Kakuma Refugees Make a Movie

United Drama for Peace, a drama group from Kakuma Refugee Camp is shooting a movie.

Amos (in orange shirt) with his group members on the set of the United Drama for Peace movie.

KAKUMA, Kenya– United Drama for Peace, a drama group from Kakuma Refugee Camp is shooting a movie.

The drama group composed of 90 refugee youth has turned the camp into a mini Hollywood of sorts as they move with their filming equipment in tow, shooting various scenes of their movie in the vast landscape of the camp. The movie which is in two parts; Fight for Peace (part one) and Tribal Desire (part two), is in English and Swahili and addresses topical issues close to their hearts.

“We have always longed to shoot a professional movie for almost two years now,” Amos Bin says as he takes a break from the set. The 23 year old refugee from the Democratic Republic of Congo has lived in the camp for six years. He is the team leader of the group which was formed in 2014 following an incident where conflict between two South Sudanese communities affected refugees from Burundi, Democratic Republic of Congo (DRC) and Rwanda. Eight deaths were reported and tension was high in the camp for several days. Rapid intervention by UNHCR, the Government of Kenya and partner agencies including dialogue with the various communities led to restoration of peace in the camp.

One of the group’s seasoned actresses, Teresa (left) in a scene during the movie shoot

One of the group’s seasoned actresses, Teresa (left) in a scene during the movie shoot

“That situation was extremely sad,” Amos says. “It was the youth that were involved in the fighting and as representatives of youth; we felt that we had a responsibility to sensitize others on peaceful coexistence.” They believed that a lot of mentality shifting was required for people to live peacefully together. As such, his drama group and five other groups (Victory Art Group, Sunshine, Sunrise, Young Africans for Better Generation (YAFBG) and Crazy Boys) drawn from various parts of the camp came together to form United Drama for Peace. The group then started performing live community theatre in the camp, spreading awareness on key issues such as Sexual and Gender Based Violence, early marriage, children’s right to education and peaceful coexistence.

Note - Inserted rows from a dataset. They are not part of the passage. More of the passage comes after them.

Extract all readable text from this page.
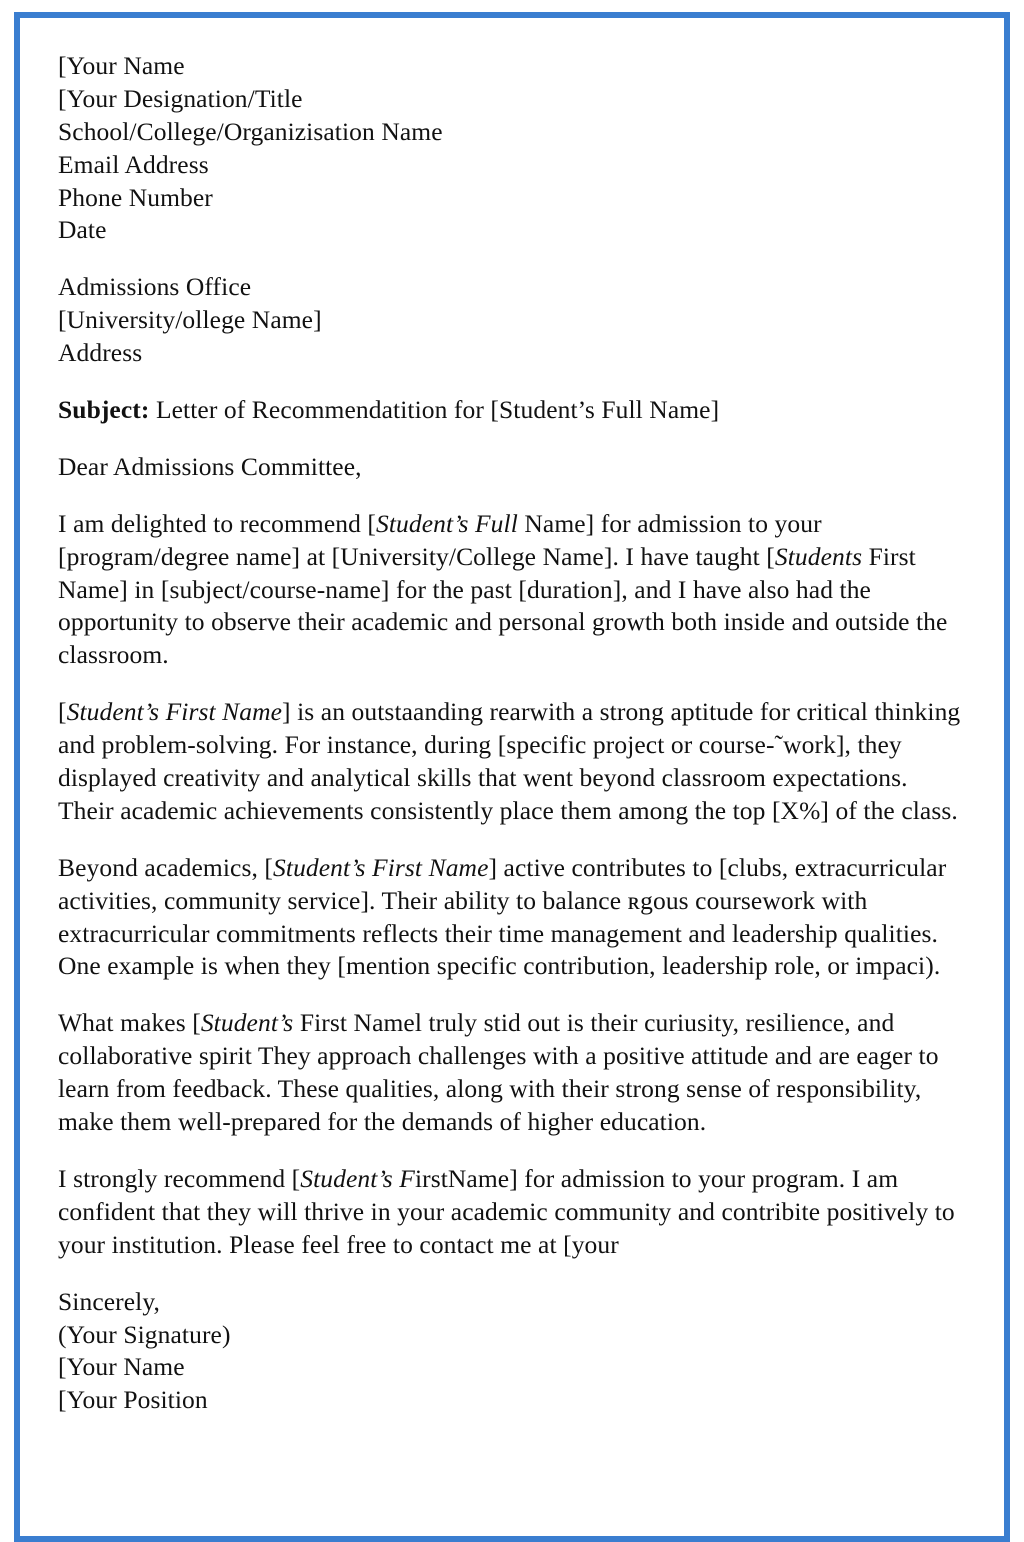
[Your Name
[Your Designation/Title
School/College/Organizisation Name
Email Address
Phone Number
Date
Admissions Office
[University/ollege Name]
Address
Subject: Letter of Recommendatition for [Student’s Full Name]
Dear Admissions Committee,
I am delighted to recommend [Student’s Full Name] for admission to your [program/degree name] at [University/College Name]. I have taught [Students First Name] in [subject/course-name] for the past [duration], and I have also had the opportunity to observe their academic and personal growth both inside and outside the classroom.
[Student’s First Name] is an outstaanding rearwith a strong aptitude for critical thinking and problem-solving. For instance, during [specific project or course-˜work], they displayed creativity and analytical skills that went beyond classroom expectations. Their academic achievements consistently place them among the top [X%] of the class.
Beyond academics, [Student’s First Name] active contributes to [clubs, extracurricular activities, community service]. Their ability to balance ʀgous coursework with extracurricular commitments reflects their time management and leadership qualities. One example is when they [mention specific contribution, leadership role, or impaci).
What makes [Student’s First Namel truly stid out is their curiusity, resilience, and collaborative spirit They approach challenges with a positive attitude and are eager to learn from feedback. These qualities, along with their strong sense of responsibility, make them well-prepared for the demands of higher education.
I strongly recommend [Student’s FirstName] for admission to your program. I am confident that they will thrive in your academic community and contribite positively to your institution. Please feel free to contact me at [your
Sincerely,
(Your Signature)
[Your Name
[Your Position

In 2014 when the UNHCR Youth Innovation Fund put out a call for proposals, the group submitted an innovative proposal on how to use community theatre and drama to promote peaceful coexistence in the camp and with the host community. It was so well crafted and outlined that it won the coveted prize of USD 10,000.

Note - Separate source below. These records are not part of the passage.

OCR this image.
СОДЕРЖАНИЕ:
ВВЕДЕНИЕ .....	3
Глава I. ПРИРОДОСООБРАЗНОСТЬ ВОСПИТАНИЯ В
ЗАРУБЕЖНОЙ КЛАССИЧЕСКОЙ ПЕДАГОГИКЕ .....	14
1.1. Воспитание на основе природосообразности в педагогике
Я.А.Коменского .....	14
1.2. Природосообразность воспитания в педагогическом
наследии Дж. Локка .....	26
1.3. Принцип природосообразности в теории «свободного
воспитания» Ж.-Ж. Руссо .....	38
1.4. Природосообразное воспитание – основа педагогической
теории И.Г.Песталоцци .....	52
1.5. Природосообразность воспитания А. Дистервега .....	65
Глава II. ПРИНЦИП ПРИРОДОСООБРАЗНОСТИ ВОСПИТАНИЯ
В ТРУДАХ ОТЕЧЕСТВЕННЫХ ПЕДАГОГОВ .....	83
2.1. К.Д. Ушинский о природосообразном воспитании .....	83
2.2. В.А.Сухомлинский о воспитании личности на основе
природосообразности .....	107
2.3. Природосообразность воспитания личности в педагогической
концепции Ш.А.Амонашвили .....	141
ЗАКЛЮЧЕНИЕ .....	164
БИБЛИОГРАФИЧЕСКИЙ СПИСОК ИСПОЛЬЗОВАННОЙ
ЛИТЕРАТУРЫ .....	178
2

“We could not believe that we were the best group from Kakuma,” Imani Rugenge, one of the cameramen in the group says. “We had been praying for this miracle and now we finally have the opportunity to make a difference in our communities.” With the prize money, the group has been able to get a good camera, microphone and other filming accessories.


The group believes in their methodology which has proved to be effective as their plays are creative and engaging, drawing in large crowds whenever they perform. They also use music, dance and comedy to relay key messages. Old and young alike attend their shows including staff from the agencies in Kakuma.

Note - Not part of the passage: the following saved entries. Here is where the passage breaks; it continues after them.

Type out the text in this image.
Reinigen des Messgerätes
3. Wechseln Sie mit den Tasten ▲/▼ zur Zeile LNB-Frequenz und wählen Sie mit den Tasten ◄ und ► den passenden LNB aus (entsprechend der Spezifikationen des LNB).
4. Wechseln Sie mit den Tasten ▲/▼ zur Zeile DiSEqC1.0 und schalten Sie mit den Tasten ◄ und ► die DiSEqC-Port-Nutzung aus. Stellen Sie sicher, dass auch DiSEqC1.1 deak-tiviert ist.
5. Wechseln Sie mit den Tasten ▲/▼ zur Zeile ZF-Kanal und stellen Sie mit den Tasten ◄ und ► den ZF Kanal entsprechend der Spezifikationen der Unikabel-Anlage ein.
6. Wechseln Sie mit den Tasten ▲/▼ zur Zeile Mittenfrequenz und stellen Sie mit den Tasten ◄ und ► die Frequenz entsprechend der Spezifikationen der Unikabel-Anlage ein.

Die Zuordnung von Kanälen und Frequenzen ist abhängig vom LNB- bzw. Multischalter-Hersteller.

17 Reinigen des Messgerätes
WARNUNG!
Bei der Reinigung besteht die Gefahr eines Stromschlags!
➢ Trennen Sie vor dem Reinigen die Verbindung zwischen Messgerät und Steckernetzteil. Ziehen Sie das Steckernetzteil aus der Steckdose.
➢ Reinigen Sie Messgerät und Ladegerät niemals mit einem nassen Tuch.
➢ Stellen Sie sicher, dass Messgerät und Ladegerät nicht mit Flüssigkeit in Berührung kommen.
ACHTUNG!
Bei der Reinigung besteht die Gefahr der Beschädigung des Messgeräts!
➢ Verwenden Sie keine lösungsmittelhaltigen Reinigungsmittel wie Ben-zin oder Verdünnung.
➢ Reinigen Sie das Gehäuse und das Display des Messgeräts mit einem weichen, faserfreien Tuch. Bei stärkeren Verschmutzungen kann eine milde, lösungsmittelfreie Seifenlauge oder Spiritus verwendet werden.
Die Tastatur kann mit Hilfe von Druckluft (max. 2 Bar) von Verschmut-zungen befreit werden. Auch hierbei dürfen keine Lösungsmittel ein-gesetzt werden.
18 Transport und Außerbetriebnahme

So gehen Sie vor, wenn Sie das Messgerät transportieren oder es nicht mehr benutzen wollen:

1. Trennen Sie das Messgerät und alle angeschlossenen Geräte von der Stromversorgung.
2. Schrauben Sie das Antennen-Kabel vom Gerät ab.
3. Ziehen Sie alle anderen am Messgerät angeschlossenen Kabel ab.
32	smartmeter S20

20 year old Daudi Teresa is excited to be part of this group. “It is easy for me to understand the plot as the story is based on everyday life, she says. Teresa has acted in previous productions by Filmaid and is one of the more seasoned actors in the group.

“Winning the Youth Fund has been a blessing for them,” UNHCR Child Protection Officer Clarisse Ntampaka says. “From taking short blurry clips with their phones to having proper equipment to film with; it is a big achievement and the office in collaboration with partner agencies will continue to support such initiatives.”

The group has now started actualizing their dream of documenting their thoughts and ideas through film. The production is well organized with a cast of 30 of the best actors from the group, a director, two cameramen and well written scripts. Amos admits that developing the script was not easy. “Most of us have gone through Filmaid International’s filmmakers training program (FTP) so we wanted to do it ourselves.” They had a number of story ideas that had to be either cut down or consolidated into one proper script. It was then that they decided to have a two-part movie that would encompass all these ideas.

Imani (centre) one of the group’s cameramen with the soundman and light man on the set of the movie shoot.

Imani (centre) one of the group’s cameramen with the soundman and light man on the set of the movie shoot.

Indeed this was no mean feat as the group is a colourful and lively mix of characters from various communities including South Sudan, DRC, Burundi, Rwanda, Somalia and Ethiopia. The very nature of this group underscores their key message; peaceful coexistence between communities. As Amos wisely puts it, “despite our different nationalities, we are still the same…we are members of one tribe and that is the human tribe.”

Their movie will be ready in January 2016 and they are excited for the world to see their dreams come to fruition.